There are two things that should happen in this situation. First off, an agent should never allow himself to get into a situation like this. As soon as a player says don’t contact me, the agent must immediately find a counter-solution. Maybe say I’ll call you once at night each day or something that keeps the agent in contact with the player…

However, if you were to find yourself in this situation, I think the answer is fairly simple. If you have truly done a successful job with building rapport and creating a great relationship, you are obviously also very close with the people who matter to him, usually being family.

It is best to respect his wishes but just as you feel you would be the best person to represent him, anything you do is for the goal of betting your (potential) client.
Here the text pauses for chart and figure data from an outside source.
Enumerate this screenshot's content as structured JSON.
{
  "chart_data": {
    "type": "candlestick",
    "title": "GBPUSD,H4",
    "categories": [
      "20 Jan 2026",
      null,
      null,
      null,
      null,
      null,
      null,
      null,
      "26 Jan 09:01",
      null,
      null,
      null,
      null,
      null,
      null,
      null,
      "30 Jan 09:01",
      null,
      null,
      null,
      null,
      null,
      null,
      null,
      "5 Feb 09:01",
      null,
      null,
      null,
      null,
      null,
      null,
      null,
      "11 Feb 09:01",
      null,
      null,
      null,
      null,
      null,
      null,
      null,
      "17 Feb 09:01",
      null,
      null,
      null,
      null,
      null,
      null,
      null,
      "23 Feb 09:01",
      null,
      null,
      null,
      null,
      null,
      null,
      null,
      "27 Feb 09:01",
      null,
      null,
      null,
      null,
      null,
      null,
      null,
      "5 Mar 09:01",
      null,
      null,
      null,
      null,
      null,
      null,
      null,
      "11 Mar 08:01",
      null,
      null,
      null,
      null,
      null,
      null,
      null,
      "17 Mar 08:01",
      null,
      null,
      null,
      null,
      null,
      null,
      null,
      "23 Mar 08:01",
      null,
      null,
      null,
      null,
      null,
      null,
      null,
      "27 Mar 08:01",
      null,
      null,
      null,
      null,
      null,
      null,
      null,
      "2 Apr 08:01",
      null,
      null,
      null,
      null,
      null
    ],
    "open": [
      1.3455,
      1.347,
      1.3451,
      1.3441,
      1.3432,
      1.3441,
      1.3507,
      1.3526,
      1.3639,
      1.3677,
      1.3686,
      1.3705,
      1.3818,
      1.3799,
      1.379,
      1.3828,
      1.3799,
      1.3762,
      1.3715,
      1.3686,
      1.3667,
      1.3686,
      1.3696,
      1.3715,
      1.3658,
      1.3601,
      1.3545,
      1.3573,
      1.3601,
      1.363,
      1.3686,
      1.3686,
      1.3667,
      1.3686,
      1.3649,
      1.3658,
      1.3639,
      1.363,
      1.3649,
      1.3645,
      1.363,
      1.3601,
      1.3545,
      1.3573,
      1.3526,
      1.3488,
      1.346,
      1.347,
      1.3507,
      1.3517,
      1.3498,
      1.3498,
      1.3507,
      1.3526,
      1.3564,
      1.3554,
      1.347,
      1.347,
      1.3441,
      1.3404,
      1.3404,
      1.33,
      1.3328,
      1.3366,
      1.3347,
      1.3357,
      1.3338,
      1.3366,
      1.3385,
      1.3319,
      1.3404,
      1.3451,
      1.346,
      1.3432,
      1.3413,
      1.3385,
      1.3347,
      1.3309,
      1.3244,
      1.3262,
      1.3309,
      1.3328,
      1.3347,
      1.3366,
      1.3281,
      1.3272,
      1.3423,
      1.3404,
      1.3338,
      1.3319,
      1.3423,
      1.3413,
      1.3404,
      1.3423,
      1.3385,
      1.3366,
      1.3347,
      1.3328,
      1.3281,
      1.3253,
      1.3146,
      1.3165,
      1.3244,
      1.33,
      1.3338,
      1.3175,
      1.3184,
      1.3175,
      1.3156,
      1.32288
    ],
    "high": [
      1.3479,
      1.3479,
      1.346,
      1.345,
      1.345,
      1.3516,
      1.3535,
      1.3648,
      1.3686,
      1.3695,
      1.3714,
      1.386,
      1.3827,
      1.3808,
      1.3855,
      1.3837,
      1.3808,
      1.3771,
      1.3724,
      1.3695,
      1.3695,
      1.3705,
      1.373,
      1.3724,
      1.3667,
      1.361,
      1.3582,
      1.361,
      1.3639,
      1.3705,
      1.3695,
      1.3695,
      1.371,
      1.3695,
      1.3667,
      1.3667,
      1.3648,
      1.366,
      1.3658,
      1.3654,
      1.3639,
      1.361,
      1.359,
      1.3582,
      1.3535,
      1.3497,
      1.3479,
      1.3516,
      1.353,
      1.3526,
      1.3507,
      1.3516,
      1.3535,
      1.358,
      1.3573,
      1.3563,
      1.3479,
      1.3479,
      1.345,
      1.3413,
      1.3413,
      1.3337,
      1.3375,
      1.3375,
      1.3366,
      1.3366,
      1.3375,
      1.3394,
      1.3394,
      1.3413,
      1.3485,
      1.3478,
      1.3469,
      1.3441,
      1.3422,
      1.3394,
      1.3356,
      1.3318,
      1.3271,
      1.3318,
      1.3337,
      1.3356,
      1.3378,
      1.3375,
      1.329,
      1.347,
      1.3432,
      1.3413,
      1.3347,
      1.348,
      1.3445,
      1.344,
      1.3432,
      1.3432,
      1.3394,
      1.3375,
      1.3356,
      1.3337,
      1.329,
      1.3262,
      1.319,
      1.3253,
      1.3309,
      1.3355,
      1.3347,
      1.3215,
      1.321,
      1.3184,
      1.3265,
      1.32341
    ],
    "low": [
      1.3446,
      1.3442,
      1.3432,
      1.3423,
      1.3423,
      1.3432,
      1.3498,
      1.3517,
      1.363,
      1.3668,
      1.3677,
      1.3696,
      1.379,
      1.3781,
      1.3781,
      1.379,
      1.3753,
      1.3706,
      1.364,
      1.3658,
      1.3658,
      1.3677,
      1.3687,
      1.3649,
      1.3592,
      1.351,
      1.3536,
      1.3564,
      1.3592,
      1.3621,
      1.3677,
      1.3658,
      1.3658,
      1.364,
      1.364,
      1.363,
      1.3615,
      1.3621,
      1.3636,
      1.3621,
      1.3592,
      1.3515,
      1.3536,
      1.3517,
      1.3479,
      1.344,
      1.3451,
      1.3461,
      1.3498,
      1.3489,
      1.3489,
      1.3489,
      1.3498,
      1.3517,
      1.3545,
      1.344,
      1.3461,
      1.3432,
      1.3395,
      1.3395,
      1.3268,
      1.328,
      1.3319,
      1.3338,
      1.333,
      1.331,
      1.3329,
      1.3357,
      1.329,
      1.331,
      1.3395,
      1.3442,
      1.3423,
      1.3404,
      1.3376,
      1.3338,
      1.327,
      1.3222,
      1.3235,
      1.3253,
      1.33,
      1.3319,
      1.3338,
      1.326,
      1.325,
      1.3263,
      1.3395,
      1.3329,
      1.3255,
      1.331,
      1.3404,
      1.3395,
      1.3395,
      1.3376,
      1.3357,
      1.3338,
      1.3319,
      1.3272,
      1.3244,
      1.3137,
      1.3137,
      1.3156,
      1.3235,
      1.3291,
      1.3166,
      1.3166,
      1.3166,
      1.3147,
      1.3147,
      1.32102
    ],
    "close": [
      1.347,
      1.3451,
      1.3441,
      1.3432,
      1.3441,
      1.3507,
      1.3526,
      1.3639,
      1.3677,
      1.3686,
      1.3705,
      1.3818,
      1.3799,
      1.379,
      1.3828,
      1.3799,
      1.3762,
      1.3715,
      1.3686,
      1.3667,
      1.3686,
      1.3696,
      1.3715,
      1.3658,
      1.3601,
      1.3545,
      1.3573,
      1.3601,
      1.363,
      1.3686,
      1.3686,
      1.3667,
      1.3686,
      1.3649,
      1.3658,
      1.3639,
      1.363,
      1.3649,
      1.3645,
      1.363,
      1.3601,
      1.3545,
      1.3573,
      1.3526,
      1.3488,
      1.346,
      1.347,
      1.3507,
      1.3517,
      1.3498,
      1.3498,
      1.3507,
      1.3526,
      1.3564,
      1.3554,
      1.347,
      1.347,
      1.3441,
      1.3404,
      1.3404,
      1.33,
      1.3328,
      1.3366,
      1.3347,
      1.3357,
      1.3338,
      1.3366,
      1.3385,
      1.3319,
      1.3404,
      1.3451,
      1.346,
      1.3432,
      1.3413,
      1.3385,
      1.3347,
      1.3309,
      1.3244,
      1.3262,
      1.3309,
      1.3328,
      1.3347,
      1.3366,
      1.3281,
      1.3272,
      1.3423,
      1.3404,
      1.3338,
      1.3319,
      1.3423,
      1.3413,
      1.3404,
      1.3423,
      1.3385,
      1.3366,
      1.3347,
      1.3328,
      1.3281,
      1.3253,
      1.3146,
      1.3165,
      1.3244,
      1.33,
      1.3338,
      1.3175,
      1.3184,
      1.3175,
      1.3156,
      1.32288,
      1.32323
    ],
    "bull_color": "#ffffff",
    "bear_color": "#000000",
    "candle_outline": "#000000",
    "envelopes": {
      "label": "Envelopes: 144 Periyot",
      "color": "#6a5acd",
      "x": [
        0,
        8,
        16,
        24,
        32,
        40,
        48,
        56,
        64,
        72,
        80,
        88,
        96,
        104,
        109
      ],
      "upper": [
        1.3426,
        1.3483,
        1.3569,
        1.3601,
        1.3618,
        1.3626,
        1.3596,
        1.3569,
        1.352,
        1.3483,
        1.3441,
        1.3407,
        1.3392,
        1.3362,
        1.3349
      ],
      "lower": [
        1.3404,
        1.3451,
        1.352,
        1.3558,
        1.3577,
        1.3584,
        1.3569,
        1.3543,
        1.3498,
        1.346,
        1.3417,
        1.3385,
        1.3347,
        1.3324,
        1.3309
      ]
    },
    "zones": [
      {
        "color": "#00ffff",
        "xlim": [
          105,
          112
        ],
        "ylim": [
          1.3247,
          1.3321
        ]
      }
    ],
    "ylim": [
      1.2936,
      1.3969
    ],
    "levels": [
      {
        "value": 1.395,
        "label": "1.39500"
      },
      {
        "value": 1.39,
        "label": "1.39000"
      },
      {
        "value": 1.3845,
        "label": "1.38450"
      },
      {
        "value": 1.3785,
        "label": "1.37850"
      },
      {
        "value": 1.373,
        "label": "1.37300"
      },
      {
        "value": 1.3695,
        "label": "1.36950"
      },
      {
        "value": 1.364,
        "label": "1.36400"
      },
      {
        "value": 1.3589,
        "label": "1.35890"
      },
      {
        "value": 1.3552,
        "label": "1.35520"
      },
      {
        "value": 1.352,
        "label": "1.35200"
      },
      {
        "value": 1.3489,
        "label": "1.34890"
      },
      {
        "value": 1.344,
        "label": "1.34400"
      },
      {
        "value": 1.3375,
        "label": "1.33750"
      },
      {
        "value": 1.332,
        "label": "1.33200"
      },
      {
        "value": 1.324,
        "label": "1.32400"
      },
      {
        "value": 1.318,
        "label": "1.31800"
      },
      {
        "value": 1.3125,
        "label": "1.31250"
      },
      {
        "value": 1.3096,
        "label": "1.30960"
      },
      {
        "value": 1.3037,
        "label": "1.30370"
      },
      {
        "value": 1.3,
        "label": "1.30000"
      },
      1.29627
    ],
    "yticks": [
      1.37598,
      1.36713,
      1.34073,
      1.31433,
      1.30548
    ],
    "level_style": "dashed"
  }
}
It is at this point you should call up the mother, father, or whoever else is close to the player and talk to them. The last thing you want is to sound desperate or pushy but just have a natural conversation and try to get as much information as possible. If and only then you feel your only chance of signing him is by contacting him, make a personal visit to his house and have your closing speech ready.

this situation as most situations in business and life… is about examining all the factors..

its pretty simple – don’t call him or any of his family members. simply text his family members and tell them you enjoyed meeting them and if they have questions please call or text but until then i await your decision. do you think the kid is thinking ” i will tell everybody not to call and whoever disobeys my wishes i will hire them’? no, it has been a whirlwind situation for him and his family and he just wants sometime to think about it and talk it over with his family and coaches… keep in mind the you have put in the time that the big firms have not. they are not going to call them during this ‘quite period’. one reason they are focused more on the top 15 picks along with 1st and 2nd rounders. 2 – they would love to show up and land the client with minimal work, expenses and headaches.

i disagree with Joh G’s opinion that you would lose this client. if this client is from the midwest, is from a small town, his parents come from a modest background, his school has not been highly recruited (by agents) in the past, his family are not friends with other players that have been drafted and he and the family have eliminated all the ‘mid major’ agencies that would more than likely get this kid then i would say you have a legit shot at signing him. the bigger agents could appear to be overwhelming and not fit their style and comfort zone. finally, i dont think age would be a factor. i would not even address age in the meeting because a big agency could bring in a 25 year old kid or a polished 40 yr old or both.

Respect the young man’s request.

If he eventually elects to sign with another firm and does so within the 4 to 5 day window he asked that you not contact him, you will be better off. You will avoid having to deal with his unethical behavior sooner than later.

If the young man makes his decision and signs after that period, you have to respect it, whatever it may be.

I think the way you approach this situation has to reflect what this particular client finds as an “attractive approach.” Keep in mind, we are not talking about the flashy, inner-city wide receiver who might DROOL at an opportunity to work with a big time agency and bring in as much green as possible. This kid seems as though he might thrive with a more personable and genuinely honest agent backing him.